Artificial intelligence (AI) technology currently available to fleets could potentially predict almost half of all breakdowns, says Epyx.

However, as well as creating new cost management opportunities and improving operational efficiencies to fleets, it suggests that a range of barriers remain.

The company reports that two projects based around its 1link Service Network platform – used by fleets to manage service, maintenance and repair (SMR) for more than four million company cars, vans and trucks – and others carried out by its customers over the past five years, have shown the “considerable capabilities” of AI but also revealed potential hurdles.

Andy Partridge, technology delivery director at Epyx and R2C, said: “In this context, AI is about using machine learning to examine data so that models can be built that make inferences and identify patterns that are useful in meeting objectives.

“That makes it potentially very useful when it comes to fleet SMR and improving operational efficiencies for customers.”

He explained: “When we first started looking at AI a few years ago, we quickly identified ways in which it could be used.

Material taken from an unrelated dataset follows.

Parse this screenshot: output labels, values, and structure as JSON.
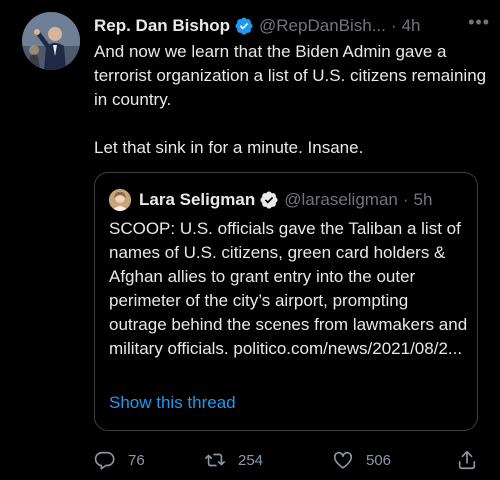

“Our two pilots assessed how the technology could potentially improve automated SMR authorisation rates and simplify rule management for maintenance controllers, something that produced promising results alongside some issues.

“Looking ahead, in an ideal scenario, AI would learn to identify points of failure on fleet cars, vans and trucks before they happened, meaning that we could steer the driver towards the nearest workshop that could help them before the breakdown occurred.

“This kind of pre-emptive action would obviously have huge value for fleets.”

The good news, according to Partridge, is that the technology is already capable of doing this to a quite impressive degree.

At least one of the AI projects undertaken by a large UK fleet operator, demonstrated at the London Amazon Web Services Summit in June, identified almost 50% of vehicle failures before they happened in an exercise that looked at data retrospectively.

However, he says that a series of hurdles remain that present varying degrees of difficulty.

The three key areas where issues needed to be solved were quality of data throughout the process, obtaining time-sensitive data, and building processes that can handle large streams of information and events - often in real time.

“The data used for machine learning must be of a very high quality otherwise the inferences it makes are of limited use and worse, can introduce biases,” he said.

“Initially, we found that much of the data stored about fleet SMR was not sufficiently robust, but this is gradually improving and in the latest trials, we’ve largely overcome this issue.

“Secondly, we really need to be able to consume connected vehicle data, much of it time-sensitive, to maximise the effectiveness of AI but there are some barriers to both being able to get hold of this information and to do so at an economically realistic cost.

“Again, progress is being made in this area and proof-points are now needed to create pressure on cost barriers and bring data acquisition costs down to a commercially viable level.”

Lastly, he explains that the processing power needed for fleet AI to work in real time is considerable and traditional server arrangements are generally not up to the task.

“This means transferring fleet data to locations where more advanced computing is available in the cloud,” he said.

However, he believes all these issues certainly could be overcome and Epyx is optimistic about the potential to bring products to market that make the capabilities of AI accessible to fleets in the future.

“We’re upbeat about the possibilities of offering fleets the predictive capabilities of AI. Within our wider parent organisation Fleetcor, we are already piloting AI technologies in South America,” he said.

“The potential is considerable and we see it very much as the next step forward for the fleet management technology in which Epyx has been a leader for decades.”